IRAM, THE CITY OF LOFTY PILLARS

The locale of the play: A small forest of walnut, pomegranate and poplar trees. In this forest, between the Orantes River (Nahr el’Asi) and the village of Hermil, stands an old solitary house in a clearing.

The time of the play: Late afternoon in mid-July, 1883.

The characters of the play:

Zain Abedeen of Nahawand, forty years old, who is a Persian Dervish and a mystic.

Najeeb Rahmé, thirty years old, a Lebanese scholar.

Amena Divine, age unknown, prophetic and mysterious, known in the vicinity as the Houri of the Valley.

*    *    *    *    *

As the curtain rises, Zain Abedeen is seen leaning his head on one hand, under the trees, and with his long walking staff is inscribing circular figures upon the ground. Najeeb Rahmé enters the clearing on a horse a few moments thereafter. He dismounts, fastens the rein to the trunk of a tree, dusts his clothes and approaches Zain Abedeen.
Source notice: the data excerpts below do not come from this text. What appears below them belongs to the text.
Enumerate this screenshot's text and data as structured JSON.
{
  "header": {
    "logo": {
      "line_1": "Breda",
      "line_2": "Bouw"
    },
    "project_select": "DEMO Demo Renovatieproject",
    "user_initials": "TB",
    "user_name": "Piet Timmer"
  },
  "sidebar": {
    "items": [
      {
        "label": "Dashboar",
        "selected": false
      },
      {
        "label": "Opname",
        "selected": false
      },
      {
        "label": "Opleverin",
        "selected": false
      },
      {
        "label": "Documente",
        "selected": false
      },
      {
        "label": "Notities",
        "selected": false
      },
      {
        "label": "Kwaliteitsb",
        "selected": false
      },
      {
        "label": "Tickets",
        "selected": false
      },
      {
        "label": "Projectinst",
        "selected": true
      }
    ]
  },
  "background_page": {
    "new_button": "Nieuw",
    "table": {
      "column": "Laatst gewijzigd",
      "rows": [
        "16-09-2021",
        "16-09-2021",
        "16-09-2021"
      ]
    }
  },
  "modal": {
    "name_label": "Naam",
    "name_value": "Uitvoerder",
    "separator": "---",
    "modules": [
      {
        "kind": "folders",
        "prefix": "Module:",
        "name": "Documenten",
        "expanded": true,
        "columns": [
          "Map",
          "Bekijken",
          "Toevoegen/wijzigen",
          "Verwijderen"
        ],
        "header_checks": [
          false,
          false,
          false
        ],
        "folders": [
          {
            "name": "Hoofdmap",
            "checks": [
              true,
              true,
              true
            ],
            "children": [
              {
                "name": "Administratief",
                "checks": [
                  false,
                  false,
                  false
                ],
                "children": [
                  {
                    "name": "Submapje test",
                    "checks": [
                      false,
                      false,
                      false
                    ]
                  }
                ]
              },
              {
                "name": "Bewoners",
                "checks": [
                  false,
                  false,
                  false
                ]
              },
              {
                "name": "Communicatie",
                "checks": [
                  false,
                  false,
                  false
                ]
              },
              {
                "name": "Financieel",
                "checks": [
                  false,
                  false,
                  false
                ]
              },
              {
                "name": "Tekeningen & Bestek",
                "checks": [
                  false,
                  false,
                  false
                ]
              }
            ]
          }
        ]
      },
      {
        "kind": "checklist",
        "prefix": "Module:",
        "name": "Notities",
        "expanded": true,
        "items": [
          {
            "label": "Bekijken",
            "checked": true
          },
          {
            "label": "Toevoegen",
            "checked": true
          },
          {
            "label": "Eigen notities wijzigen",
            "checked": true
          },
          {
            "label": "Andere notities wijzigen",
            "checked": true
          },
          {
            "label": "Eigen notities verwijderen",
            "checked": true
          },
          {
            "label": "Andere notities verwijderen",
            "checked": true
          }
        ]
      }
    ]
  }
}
Najeeb: Peace be with you, Sir!

Zain: And with you be peace. (He turns his face aside and whispers to himself): Peace we shall accept … but superiority? That is a different matter.

Najeeb: Is this the abiding place of Amena Divine?

Zain: This is but one of her several abodes. She lives in none, yet she exists in all.

Najeeb: I have inquired of many, yet none knew Amena Divine had numerous dwellings.

Zain: This establishes that your informants are people who cannot see except with their eyes, nor hear except through their ears. Amena Divine is everywhere (points to the east with his staff) and she roams the knolls and the valleys.

Najeeb: Will she return to this place today?

Zain: Heaven so willing, she will return here today.

Najeeb: (Seating himself upon a rock before Zain, and staring at him): Your beard reveals to me that you are a Persian.

Zain: Yes, I was born in Nahawand, reared in Sheezar, and educated in Nisabour.